I was not formally introduced to Chemistry until junior high school; but I quickly excelled at it. I never missed a single Chemistry class; and while most of my female friends distained the laboratory, it was the center of my world. I suppose it appealed to my tomboy nature. I especially prize my time spent in the laboratory. By the time that I went to high school, Biology had officially become my second love, particularly human genetic codes. I decided at that time that I wanted to devote my life to the profession that stands at the crossroads of my two major interests, chemistry and biology: Pharmacy.
I followed my parents to the United States in 2005, despite my profound reservations concerning their ability to successfully adapt; and it has been difficult, primarily as a result of the language barrier. My own experience here in America, however, has been quite positive. Attending XXXX Community College (XCC) gave me a chance to meet many friends and adapt to the American lifestyle. I became friendlier, more open to communicating with people and felt increasingly free to express my ideas to others. My life in the USA has enabled me to become independent, working and pursuing my degree at the same time.
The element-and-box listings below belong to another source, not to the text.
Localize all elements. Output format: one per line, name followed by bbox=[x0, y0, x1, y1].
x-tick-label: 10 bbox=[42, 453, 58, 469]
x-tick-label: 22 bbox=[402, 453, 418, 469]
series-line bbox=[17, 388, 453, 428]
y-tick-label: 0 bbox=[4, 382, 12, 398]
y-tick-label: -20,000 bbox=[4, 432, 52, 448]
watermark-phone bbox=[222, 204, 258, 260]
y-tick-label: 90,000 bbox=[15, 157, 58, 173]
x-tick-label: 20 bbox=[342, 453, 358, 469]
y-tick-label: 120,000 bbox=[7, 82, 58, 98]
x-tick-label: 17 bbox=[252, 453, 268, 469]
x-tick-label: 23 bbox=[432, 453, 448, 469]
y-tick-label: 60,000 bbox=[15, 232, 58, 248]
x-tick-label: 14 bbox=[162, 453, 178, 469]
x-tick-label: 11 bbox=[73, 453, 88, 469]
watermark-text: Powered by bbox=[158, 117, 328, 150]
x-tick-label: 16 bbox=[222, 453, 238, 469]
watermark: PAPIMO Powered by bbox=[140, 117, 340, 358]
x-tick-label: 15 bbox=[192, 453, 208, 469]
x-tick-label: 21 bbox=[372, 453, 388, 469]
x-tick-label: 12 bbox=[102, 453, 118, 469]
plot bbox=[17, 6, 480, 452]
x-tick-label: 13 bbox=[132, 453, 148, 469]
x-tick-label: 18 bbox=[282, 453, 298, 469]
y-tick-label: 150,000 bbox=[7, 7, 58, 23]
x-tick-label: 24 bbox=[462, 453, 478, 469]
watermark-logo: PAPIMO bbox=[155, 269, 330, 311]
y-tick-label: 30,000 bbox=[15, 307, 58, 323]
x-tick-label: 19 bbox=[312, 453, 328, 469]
I very much love the international colors of higher education in America and this is why I am currently employed by the English as a Second Language Laboratory at SCCC. This position fulfills my dream of being able to support myself and help my parents at the same time that I am able to help others, in this case people who have difficulty with English and need computer-based support. I have also worked as a Mathematics Tutor in the Math and Science Laboratory. This job helped me to refresh my knowledge in mathematics while receiving the joy of meeting and helping people from different countries. In my junior year at UW, in order to gain additional laboratory experience, I accepted a position in the laboratory of environmental scientist Dr. XXXX. Working in this extremely impressive, high tech environment has helped me to become a much more critical thinker and more independent scientist. I have learned how to organize and prioritize multiple tasks and to work very effectively under the pressure of deadlines. I have done extensive research into phytodetoxification of 2,4,6 –Trinitrotoluene(TNT) and hexa-hydro-1,3,5-trinitro -1,3,5-triazine (RDX) in transgenic plants and the relationship between Endophytes and crop growth. Since my senior year, and my elective class in microbiology and the human immune system, I have been especially fascinated by antibiotics and this goes a long way to explain my dedication to pharmacy.
I have dreams and visions of helping my people back in Vietnam, at some point in my future, as a doctor of pharmacy. I am most attracted to issues of public education and changing perspectives, at the same time that I will always be engaged with the literature concerned with lowering the cost of life-saving medicine and making it more accessible to those that need it most.